Science Editor

In the Jan. 30, 2009, online edition of Lancet Neurology, doctors reported that when they transplanted autologous stem cells into patients with early-stage multiple sclerosis, roughly 80 percent of the patients improved neurologically by at least 1 point on the so-called EDSS scale, which measures neurological disability.

During follow-up that lasted for an average of three years, none of the patients progressed to late-stage multiple sclerosis.

"All drugs currently approved have been approved on the basis of their ability to slow the progression" of multiple sclerosis, first author Richard Burt told BioWorld Today. But through the transplantation procedure, "we reversed neurological disability."

Why the immune system sometimes turns on itself in multiple sclerosis - or any other autoimmune disease, for that matter - is still unknown. But once they have gone bad, "these cells can be around for many decades," Burt said.

In their Phase I/II trial, the researchers removed blood stem cells from the patients before selectively killing off the immune system component of their bone marrow via chemotherapy, and re-introduced the stem cells. The procedure, Burt said, "allows the stem cells to make new, but better, immune cells" that no longer attack the myelin sheath.
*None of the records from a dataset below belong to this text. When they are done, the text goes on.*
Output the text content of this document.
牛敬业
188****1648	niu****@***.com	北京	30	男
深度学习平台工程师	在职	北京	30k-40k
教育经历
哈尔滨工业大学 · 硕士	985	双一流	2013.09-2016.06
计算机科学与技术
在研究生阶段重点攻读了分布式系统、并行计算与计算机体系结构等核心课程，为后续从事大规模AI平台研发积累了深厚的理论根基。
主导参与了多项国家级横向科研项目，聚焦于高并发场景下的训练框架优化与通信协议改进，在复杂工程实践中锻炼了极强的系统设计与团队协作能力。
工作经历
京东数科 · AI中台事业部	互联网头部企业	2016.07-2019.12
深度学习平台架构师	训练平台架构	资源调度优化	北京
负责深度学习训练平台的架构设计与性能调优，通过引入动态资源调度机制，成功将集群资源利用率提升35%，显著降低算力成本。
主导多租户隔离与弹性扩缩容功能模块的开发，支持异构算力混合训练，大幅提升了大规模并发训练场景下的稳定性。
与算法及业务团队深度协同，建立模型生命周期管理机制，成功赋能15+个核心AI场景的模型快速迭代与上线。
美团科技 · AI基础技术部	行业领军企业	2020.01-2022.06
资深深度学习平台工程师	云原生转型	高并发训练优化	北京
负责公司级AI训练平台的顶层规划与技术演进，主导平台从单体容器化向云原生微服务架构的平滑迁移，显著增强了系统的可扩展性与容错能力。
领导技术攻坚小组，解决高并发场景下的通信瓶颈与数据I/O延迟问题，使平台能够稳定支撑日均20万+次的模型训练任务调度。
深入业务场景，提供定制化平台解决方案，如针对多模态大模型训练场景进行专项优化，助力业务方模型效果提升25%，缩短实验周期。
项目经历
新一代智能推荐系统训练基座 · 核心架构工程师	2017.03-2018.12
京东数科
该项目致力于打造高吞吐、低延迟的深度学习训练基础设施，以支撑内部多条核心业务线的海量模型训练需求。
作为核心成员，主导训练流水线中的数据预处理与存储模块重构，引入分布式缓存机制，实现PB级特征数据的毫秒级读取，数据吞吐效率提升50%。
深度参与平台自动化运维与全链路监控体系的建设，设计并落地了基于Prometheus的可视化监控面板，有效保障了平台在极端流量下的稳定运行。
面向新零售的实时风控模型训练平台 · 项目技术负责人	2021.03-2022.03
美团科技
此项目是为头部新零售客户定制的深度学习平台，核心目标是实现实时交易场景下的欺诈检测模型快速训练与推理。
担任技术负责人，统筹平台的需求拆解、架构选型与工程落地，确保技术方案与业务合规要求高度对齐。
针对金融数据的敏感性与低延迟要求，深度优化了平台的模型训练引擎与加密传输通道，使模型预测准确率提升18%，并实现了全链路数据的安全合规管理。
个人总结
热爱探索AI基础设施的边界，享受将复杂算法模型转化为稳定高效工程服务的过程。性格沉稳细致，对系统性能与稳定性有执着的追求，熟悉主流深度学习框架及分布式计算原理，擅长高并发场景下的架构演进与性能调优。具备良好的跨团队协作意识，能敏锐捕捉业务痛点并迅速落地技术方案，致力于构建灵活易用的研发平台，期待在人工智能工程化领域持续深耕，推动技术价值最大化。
Burt and his colleagues, as well as other groups, had tried to use transplantation, but those attempts have been unsuccessful, quite possibly because those groups treated late-stage patients.

Multiple sclerosis is an autoimmune disease in which the immune system attacks the neuronal myelin sheath, which insulates nerve cells and makes signal conduction possible.

The disease is at first intermittent, or so-called relapsing remitting MS. Patients have flareups, but symptoms lessen or even disappear in between acute episodes. Most patients, however, ultimately progress to so-called secondary progressive multiple sclerosis, which is characterized by a steady worsening of irreversible symptoms.

Symptoms in early stage MS are caused by inflammation and reduced neural conduction - nerve cells are still there but temporarily less able to transmit signals as their myelin sheath is attacked. In late-stage multiple sclerosis, the problems are caused by actual neural degeneration. That is, the damage to their insulation initially snarls transmission, but ultimately causes the cells themselves to throw in the towel. The new results suggested that stem cell transplantation might be useful for patients whose disease has not yet progressed to the neurodegenerative stage.

Burt warned that "we need to prove [the procedure's benefits] in a randomized trial." That was echoed by a statement put out by the British multiple sclerosis society, which called the work "very encouraging" but also noted that some of the patients received Genzyme Corp's alemtuzumab (Campath), an antibody that has been approved for CLL, but is also in Phase III trials for MS and has been "shown to halt and potentially reverse disability." The MS society concluded that "positive results may not be solely from the use of stem cells."

A randomized controlled trial that will, among other things, tease out the relative contributions of stem cells and alemtuzumab has begun and currently is enrolling patients, though Burt refused to estimate when data from the trial might be forthcoming, saying only that "everything always takes longer than I think."

In the meantime, his group continues to follow the patients in the trial now published in Lancet Neurology, and he is encouraged by the continued progress that some of them continue to make.

He said that at five-years post-transplant, there is one patient who is neurologically normal.